It slipped out, and he was immediately sorry, but she only laughed. “Tut! tut! A cousin?”

Surveying him from under drooping lashes, a glance soft and warm as velvet, she added: “I will confess. There were others. Some too fat, some too thin, all too stupid, here at home. In Mexico they were triflers—or worse. But on the honor of a lone maid, señor, never a man among them.” With a sudden relapse into seriousness she repeated, “Among all of them—never a man.” Though she was looking directly at him, her glance seemed to go on, fly to some further vision which, for one second, set its reflection in her eyes. Then her long silky lashes wiped it out. When they rose again it was over mischievous lights. “Never a man,” with a change of accent.

“But he will come—some day,” he teased.

“And go—after the fashion of dream men.”

“And dream women.”

For a while she studied him curiously. “Then she has not come?”

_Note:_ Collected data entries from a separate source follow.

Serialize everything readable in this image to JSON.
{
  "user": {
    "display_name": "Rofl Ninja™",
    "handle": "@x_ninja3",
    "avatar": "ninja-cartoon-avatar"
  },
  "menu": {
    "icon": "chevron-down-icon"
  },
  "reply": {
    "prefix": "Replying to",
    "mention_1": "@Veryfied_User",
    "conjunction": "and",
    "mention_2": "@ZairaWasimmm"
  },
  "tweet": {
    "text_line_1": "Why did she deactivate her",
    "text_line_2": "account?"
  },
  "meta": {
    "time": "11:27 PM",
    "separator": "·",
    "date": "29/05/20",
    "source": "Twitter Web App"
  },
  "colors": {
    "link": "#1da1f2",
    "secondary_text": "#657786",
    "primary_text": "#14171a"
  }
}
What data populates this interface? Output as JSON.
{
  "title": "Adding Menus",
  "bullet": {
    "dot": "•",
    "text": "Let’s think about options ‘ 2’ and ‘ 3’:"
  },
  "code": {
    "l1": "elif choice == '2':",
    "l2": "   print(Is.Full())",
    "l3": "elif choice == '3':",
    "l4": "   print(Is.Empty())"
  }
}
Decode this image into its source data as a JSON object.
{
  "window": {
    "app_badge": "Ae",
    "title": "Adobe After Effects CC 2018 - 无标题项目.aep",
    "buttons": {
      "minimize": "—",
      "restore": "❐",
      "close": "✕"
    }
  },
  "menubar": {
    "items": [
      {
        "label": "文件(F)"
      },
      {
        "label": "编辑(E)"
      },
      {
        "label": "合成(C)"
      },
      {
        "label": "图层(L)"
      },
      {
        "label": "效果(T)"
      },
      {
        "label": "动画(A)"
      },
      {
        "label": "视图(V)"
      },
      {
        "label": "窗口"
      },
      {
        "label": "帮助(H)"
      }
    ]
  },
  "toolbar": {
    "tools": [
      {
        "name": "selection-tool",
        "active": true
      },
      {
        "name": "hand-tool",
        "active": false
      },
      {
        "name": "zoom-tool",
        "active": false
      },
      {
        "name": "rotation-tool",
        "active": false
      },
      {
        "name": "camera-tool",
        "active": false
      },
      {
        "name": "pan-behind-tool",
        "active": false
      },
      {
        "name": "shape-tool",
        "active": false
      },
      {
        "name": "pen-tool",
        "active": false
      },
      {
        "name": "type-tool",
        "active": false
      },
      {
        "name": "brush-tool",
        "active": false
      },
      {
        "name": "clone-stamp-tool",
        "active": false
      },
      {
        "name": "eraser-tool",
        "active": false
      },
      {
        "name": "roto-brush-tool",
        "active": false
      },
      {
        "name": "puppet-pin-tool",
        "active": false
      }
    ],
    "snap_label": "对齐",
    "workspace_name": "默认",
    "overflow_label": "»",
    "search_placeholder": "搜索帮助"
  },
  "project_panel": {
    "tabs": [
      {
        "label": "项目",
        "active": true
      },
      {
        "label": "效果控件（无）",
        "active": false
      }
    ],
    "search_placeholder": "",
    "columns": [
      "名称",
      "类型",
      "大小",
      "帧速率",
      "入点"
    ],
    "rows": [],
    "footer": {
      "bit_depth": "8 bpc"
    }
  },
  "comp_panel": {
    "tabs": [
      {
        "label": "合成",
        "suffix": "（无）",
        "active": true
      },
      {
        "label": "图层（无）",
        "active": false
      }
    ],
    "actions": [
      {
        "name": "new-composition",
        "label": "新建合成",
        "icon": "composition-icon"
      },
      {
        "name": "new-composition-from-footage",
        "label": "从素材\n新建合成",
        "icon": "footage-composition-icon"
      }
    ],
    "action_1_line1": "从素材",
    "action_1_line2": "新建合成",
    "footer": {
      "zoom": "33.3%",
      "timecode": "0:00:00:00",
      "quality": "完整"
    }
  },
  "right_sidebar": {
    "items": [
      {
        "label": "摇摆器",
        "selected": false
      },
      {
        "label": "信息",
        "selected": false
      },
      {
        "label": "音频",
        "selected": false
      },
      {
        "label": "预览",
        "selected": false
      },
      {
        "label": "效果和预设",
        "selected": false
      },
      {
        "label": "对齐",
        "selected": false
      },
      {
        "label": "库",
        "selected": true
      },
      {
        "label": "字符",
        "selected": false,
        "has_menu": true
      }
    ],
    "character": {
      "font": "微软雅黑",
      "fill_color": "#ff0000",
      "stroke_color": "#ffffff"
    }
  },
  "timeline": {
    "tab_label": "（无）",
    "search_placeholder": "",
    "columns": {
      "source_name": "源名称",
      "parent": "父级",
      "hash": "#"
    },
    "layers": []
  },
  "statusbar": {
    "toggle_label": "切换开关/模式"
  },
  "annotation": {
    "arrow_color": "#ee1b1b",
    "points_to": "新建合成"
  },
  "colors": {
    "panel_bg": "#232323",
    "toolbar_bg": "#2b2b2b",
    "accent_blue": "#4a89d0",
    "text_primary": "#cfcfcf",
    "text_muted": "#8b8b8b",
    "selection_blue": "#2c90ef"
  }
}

“Yes,” he answered, with sudden impulse. “But—”

She softly filled the pause. “‘But’ and ‘because’ are woman’s reasons.”

“Unhappily, sometimes man’s,” he gravely answered; and, feeling, perhaps, that the conversation was drifting into unsafe latitudes, he rose and began to pull dry grass from the under side of the thatch. “For you,” he exclaimed, with a glance at the bunk. “I knew you wouldn’t care to sleep there.”

Having arranged a thick layer at a safe distance from the fire, he gathered another armful, and was going outside when she called him back. “To make my bed,” he answered her question.